The maps from the American firm are made even easier to get access as it has become incredibly simple to find a cheap SIM card in perfect working conditions. And Vietnam’s very good 4G coverage does the rest, allowing us to know exactly where we are at any moment in time.

This accessibility put phones at the top of the list of the most important tools for travel.

Indeed, our smartphones provide another option that turned out to be essential: Translation apps!

I am amazed by how much and well Vietnamese people use them. A lot of them use such apps since the very beginning of any conversation, which makes communication a lot easier.

Unlike people in big cities or in tourist spots, like Ho Chi Minh City, which are used to seeing foreigners, residents of rural areas are still unfamiliar with it, and somehow impressed to see strangers far away from the beaten tracks. You can tell they are surprised at first, but most of the time their curiosity turns into kindness very quickly.

Wooden tobacco pipes, Cau May … and traffic accident

Along the way, I noticed some typical Vietnamese objects that are ubiquitous in the country: Many Vietnamese still use wooden pipes to smoke strong local tobacco, very fragrant. And a few meters away, kids and grown-ups would spend hours playing with Sepak Takraw ball, also called Kick Volleyball in English and Cau May in Vietnamese, just like you can regularly see people playing the game in Cambodian streets.

But after one week of riding the Vietnamese roads, as we were approaching the coastal city of Hoi Han, an unexpected event happened.

As we were going down a small mountain road, my motorbike's brakes started malfunctioning. Despite being aware of the delicate situation I was in, and trying my best to come out of it unscathed, a damaged turn on the road, full of gravel, sealed the fate of my road trip.

As I was turning, my front wheel got stuck in the gravel, which caused the motorcycle to fall, with me on it.

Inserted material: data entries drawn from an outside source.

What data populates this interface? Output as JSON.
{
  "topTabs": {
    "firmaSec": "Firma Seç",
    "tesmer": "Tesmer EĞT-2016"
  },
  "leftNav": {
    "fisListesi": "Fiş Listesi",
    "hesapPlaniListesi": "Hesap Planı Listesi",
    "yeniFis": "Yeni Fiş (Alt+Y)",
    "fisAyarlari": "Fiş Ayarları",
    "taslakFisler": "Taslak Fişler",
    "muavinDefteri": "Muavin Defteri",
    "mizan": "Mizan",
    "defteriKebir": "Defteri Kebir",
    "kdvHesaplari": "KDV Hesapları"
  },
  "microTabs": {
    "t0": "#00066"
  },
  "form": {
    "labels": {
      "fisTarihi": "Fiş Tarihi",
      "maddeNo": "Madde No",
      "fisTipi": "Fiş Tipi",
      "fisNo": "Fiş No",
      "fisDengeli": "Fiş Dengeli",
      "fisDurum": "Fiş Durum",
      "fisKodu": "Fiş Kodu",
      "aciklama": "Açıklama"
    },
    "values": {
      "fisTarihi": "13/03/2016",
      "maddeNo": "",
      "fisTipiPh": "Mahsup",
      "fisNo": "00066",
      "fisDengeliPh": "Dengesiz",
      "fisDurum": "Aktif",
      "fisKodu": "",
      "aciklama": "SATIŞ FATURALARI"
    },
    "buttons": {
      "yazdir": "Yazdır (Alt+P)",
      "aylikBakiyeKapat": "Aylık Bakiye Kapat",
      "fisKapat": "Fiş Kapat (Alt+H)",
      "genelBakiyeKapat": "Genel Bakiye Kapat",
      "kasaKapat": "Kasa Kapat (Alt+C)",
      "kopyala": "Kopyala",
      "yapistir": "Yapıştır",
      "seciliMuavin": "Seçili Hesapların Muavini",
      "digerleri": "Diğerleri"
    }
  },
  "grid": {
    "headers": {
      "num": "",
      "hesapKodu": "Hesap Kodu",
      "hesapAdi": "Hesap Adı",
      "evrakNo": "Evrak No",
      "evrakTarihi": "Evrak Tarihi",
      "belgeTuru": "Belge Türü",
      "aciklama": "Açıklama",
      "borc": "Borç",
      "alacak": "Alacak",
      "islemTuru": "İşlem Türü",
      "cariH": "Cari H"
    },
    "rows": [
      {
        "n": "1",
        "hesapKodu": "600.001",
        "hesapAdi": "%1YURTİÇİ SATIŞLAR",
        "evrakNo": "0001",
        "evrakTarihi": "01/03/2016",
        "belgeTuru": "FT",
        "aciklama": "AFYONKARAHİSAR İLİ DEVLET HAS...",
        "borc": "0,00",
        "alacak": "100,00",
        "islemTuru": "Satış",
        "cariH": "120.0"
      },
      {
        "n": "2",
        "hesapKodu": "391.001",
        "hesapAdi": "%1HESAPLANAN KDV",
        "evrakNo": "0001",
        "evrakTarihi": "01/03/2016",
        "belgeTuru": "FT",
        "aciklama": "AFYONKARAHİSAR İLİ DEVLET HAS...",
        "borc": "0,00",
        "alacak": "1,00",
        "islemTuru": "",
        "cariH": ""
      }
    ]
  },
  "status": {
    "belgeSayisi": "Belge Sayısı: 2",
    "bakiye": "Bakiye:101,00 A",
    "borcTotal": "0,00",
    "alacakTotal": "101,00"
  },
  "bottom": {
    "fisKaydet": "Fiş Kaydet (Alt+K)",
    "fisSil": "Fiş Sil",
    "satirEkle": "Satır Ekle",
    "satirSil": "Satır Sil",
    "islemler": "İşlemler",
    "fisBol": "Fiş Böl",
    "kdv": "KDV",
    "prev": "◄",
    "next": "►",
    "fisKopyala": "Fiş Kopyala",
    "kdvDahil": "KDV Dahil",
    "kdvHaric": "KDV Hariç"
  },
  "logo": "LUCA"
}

Be reassured, I got no bone broken in the accident and came out with only minor injuries. But the fall was quite a shock.

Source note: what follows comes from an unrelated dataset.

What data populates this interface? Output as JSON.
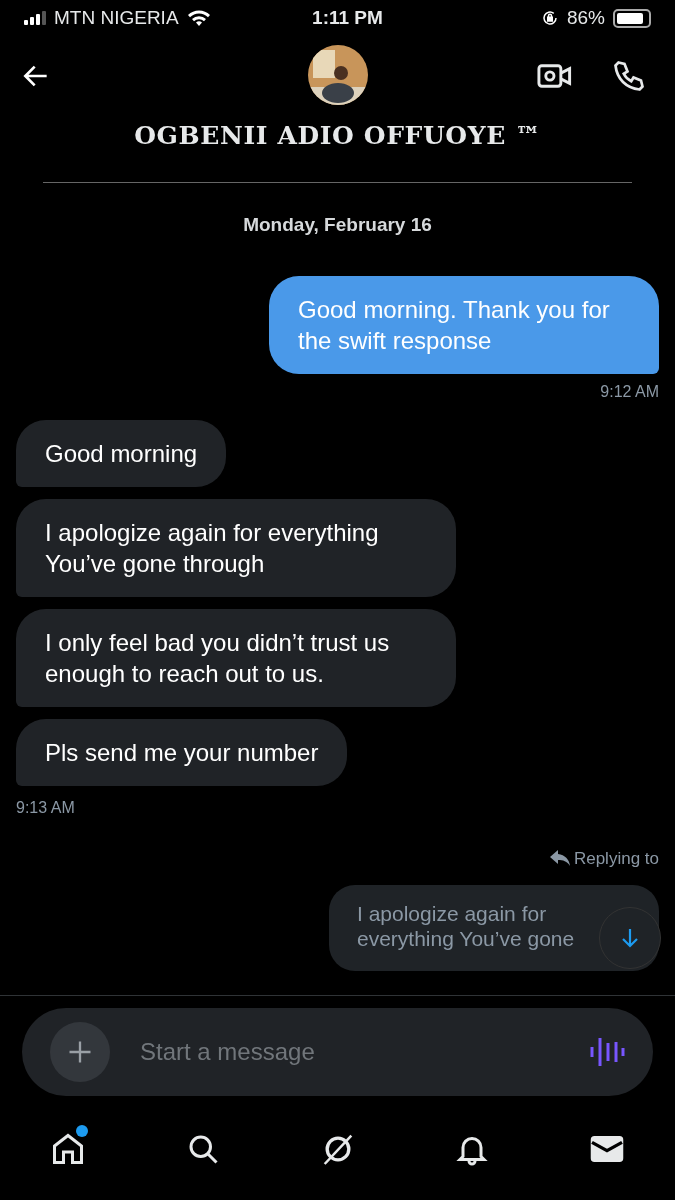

Fortunately enough, a local health center was close by. My friend and some people passing by brought me to it. There, a nurse provided me with first aid and disinfected my wounds. 

After recovering from the shock, I realized how lucky I was not to be in a more serious condition. My motorbike didn’t have the same chance: Reduced to pieces during the accident, it was no longer usable to go any further.

While this means the end of the road trip for me, it doesn’t mean the end of the journey. Far from it.

We took Tom’s bike to reach the nearest city with a decent hospital, where I stayed for a few days, to rest and heal.

Despite the accident and the fear it caused, we feel lucky and fortunate. Even though the road trip is over, the travel will continue, in different ways and meanings.